How to lazy load a data structure (python)
- by Anton Geraschenko
I have some way of building a data structure (out of some file contents, say):
def loadfile(FILE):
return # some data structure created from the contents of FILE
So I can do things like
puppies = loadfile("puppies.csv") # wait for loadfile to work
kitties = loadfile("kitties.csv") # wait some more
print len(puppies)
print puppies[32]
In the above example, I wasted a bunch of time actually reading kitties.csv and creating a data structure that I never used. I'd like to avoid that waste without constantly checking if not kitties whenever I want to do something. I'd like to be able to do
puppies = lazyload("puppies.csv") # instant
kitties = lazyload("kitties.csv") # instant
print len(puppies) # wait for loadfile
print puppies[32]
So if I don't ever try to do anything with kitties, loadfile("kitties.csv") never gets called.

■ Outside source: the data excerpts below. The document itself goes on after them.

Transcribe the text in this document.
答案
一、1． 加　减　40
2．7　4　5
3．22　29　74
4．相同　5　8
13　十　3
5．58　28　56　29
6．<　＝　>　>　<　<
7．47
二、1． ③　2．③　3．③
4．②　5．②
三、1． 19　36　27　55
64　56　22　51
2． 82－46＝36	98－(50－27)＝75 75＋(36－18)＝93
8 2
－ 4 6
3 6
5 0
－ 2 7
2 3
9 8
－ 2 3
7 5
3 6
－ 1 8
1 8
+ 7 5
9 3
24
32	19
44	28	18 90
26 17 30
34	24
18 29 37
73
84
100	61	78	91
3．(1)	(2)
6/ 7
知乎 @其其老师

Is there some standard way to do this?
After playing around with it for a bit, I produced the following solution, which appears to work correctly and is quite brief. Are there some alternatives? Are there drawbacks to using this approach that I should keep in mind?
class lazyload:
def __init__(self,FILE):
self.FILE = FILE
self.F = None
def __getattr__(self,name):
if not self.F:
print "loading %s" % self.FILE
self.F = loadfile(self.FILE)
return object.__getattribute__(self.F, name)
What might be even better is if something like this worked:
class lazyload:
def __init__(self,FILE):
self.FILE = FILE
def __getattr__(self,name):
self = loadfile(self.FILE) # this never gets called again
# since self is no longer a
# lazyload instance
return object.__getattribute__(self, name)
But this doesn't work because self is local. It actually ends up calling loadfile every time you do anything.